As the broker, it is your responsibility to provide employers with valuable insight and the guidance that will steer them towards savings and reduced costs whenever possible. Provide solutions that help curb spending. The employer can reduce claims expense and see measurable long-term gains with simple plan design changes and wellness and disease management programs that provide incentives to encourage the utilization of preventative care benefits. You or they need to be reviewing claims data on a monthly basis to identify where and why the claims occur. Are there preventable high-dollar claims? What incentives or outreach initiatives does the employer provide to encourage proper utilization? Does the employer offer the most innovative wellness tools and programs? If so, are they using programs that address the specific needs of their population, and most importantly, how are they measuring success?
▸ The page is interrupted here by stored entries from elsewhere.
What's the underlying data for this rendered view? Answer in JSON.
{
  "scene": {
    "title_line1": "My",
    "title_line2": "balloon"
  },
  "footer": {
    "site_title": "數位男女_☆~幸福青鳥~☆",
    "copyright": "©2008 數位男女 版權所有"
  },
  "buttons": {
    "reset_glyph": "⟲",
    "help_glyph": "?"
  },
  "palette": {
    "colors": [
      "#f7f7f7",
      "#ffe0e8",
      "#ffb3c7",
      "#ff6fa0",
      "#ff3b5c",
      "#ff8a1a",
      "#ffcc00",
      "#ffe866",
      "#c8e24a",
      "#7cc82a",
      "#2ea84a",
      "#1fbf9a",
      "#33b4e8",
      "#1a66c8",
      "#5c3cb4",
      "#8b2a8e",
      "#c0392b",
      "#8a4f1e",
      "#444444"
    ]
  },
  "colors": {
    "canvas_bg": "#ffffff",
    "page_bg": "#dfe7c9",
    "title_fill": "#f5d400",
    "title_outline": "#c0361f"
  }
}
All of these questions help the client determine if they are seeing a return on their investment.
In this era of healthcare reform, self-funding allows the employer the ability to control the plan and prepare a cost-effective strategy for reigning in health benefit costs while providing a competitive healthcare benefit package for employees. Employers that have access to claims, utilization, and eligibility data can tailor their plan offerings to best match their unique employee base. Even with the threat of healthcare reform looming on the horizon, the self-funded employer can offer initiatives that encourage productivity, health, and reduced absenteeism, which directly affects their bottom line.